Montgomery County police headed to the site at Battlefield Sunoco, where the man had just finished fueling his car when he was hit, apparently by a single shot.
Although police could not say with certainty that it was related to the series of sniper killings, the similarities were enough to bring detectives from Maryland to the scene, trying to determine if it is number seven.
Virginia State Police said that two men were seen fleeing in a white Dodge Caravan after the Manassas shooting and that after issuing an alert they had found and interviewed a man in a black Honda they believed to be a witness.
Early this morning, Prince William County Police Chief Charlie Deane said the victim, described only as an adult white male, had put the gas pump handle back in its slot and was getting ready to leave when he was shot dead.
Deane said the man was not a local resident and that ballistic evidence will be analyzed by the federal Bureau of Alcohol, Tobacco and Firearms to see whether last night's shooting is the latest in the serial sniper slayings.
"At this point, we cannot say it is related to those shootings," Deane said. He said investigators had not determined the spot from which the fatal shot came nor how many shots were fired.
Police had cordoned off a six-block area around the gas station, where the body still lay six hours later.
"We are still very preliminarily beginning this investigation," Chinn said. "We have been in contact with the officials from Maryland and the task force there, so we are sharing any information we have."
Before last night's slaying, with the investigation in its seventh day, police had been analyzing a few scant clues - including a mysterious note that suggests the killer is taunting the detectives on his trail.
Frustrated by not only the fruitless search for the killer but also several days of intense news media attention, Montgomery County Police Chief Charles Moose angrily criticized reporters yesterday for disclosing the note's discovery.
Investigators say the note was found in woods near Benjamin Tasker Middle School, where the sniper shot and critically wounded a 13-year-old boy heading into school Monday morning. The message, scribbled on a tarot card known as the Death card, read, "Dear Policeman, I am God."

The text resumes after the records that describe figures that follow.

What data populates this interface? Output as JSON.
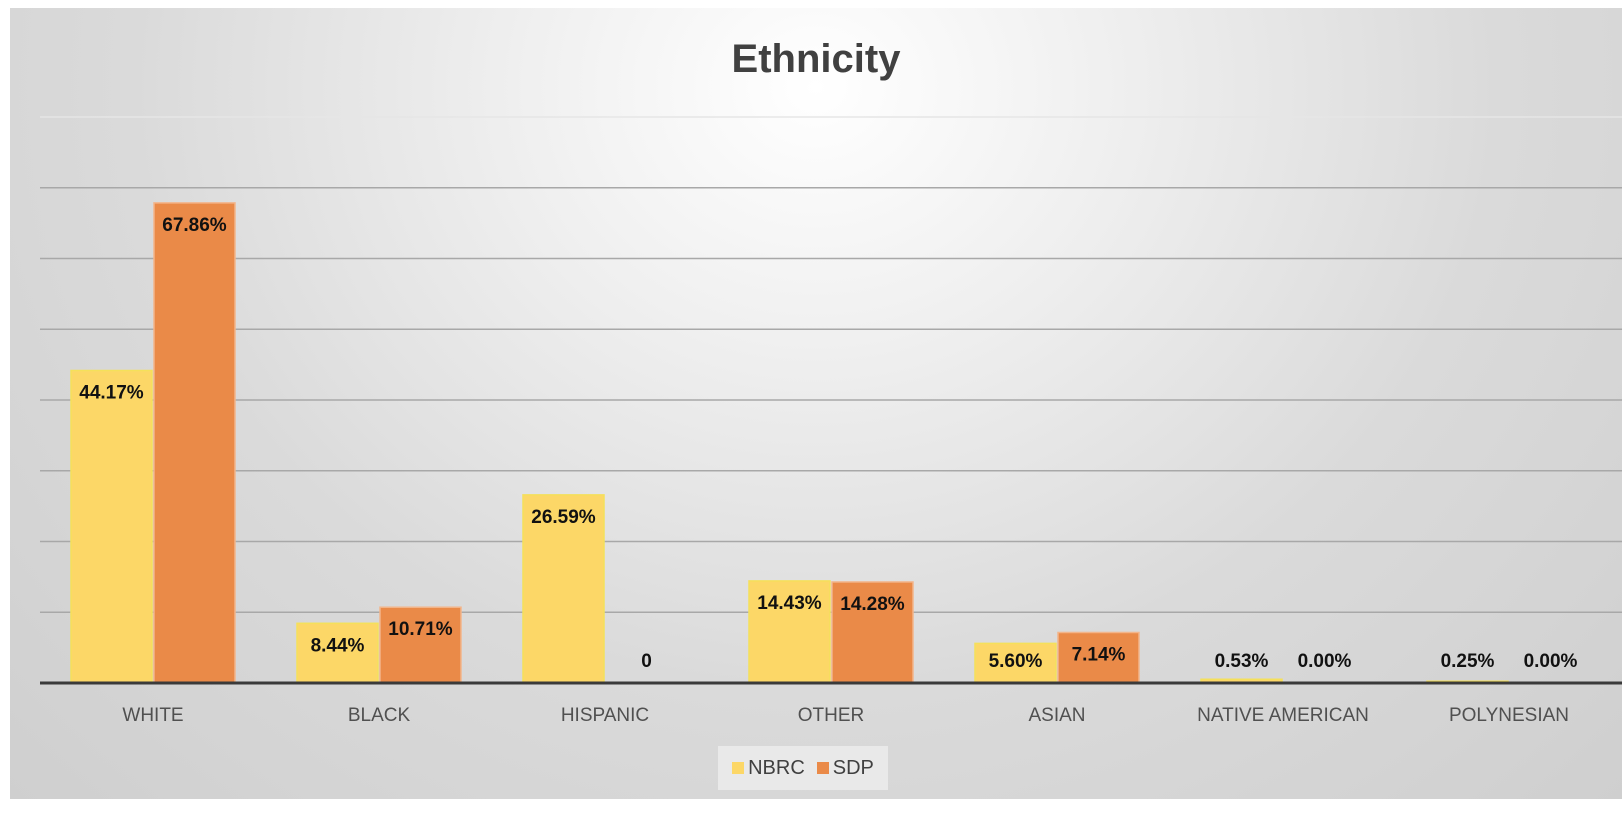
{
  "chart_data": {
    "type": "bar",
    "title": "Ethnicity",
    "categories": [
      "WHITE",
      "BLACK",
      "HISPANIC",
      "OTHER",
      "ASIAN",
      "NATIVE AMERICAN",
      "POLYNESIAN"
    ],
    "series": [
      {
        "name": "NBRC",
        "color": "#FCD767",
        "values": [
          44.17,
          8.44,
          26.59,
          14.43,
          5.6,
          0.53,
          0.25
        ],
        "labels": [
          "44.17%",
          "8.44%",
          "26.59%",
          "14.43%",
          "5.60%",
          "0.53%",
          "0.25%"
        ]
      },
      {
        "name": "SDP",
        "color": "#EA8A48",
        "values": [
          67.86,
          10.71,
          0,
          14.28,
          7.14,
          0.0,
          0.0
        ],
        "labels": [
          "67.86%",
          "10.71%",
          "0",
          "14.28%",
          "7.14%",
          "0.00%",
          "0.00%"
        ]
      }
    ],
    "ylim": [
      0,
      80
    ],
    "grid": true,
    "legend_position": "bottom"
  }
}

The Washington Post reported this morning that the tarot card also contained a handwritten request from the sniper that it not be revealed to the media. Sources were quoted as saying some detectives had hoped that if they honored the request, the sniper might communicate with investigators again.
Moose said the leak about the card to a Washington television station Tuesday night might have a "detrimental" effect on the investigation, which now involves nearly 200 investigators from several states and the federal government.
"This is an adjustment that we feel is unwarranted because we should have been able to control it," Moose said.
It is unclear what police have gleaned from the card or its significance to the gunman. Police discovered the tarot card next to a shell casing from a high-powered rifle in an area of flattened grass with a clear line of sight to the front of the school, law enforcement officials said.
ATF officials said the shell casing found next to the tarot card was .223-caliber, the same as in all the other shootings. They declined to discuss other forensic evidence in the case.
The scene suggests the sniper had been lying in wait for a victim, perhaps arriving under cover of darkness and staying hidden for several hours before the attack, officials said.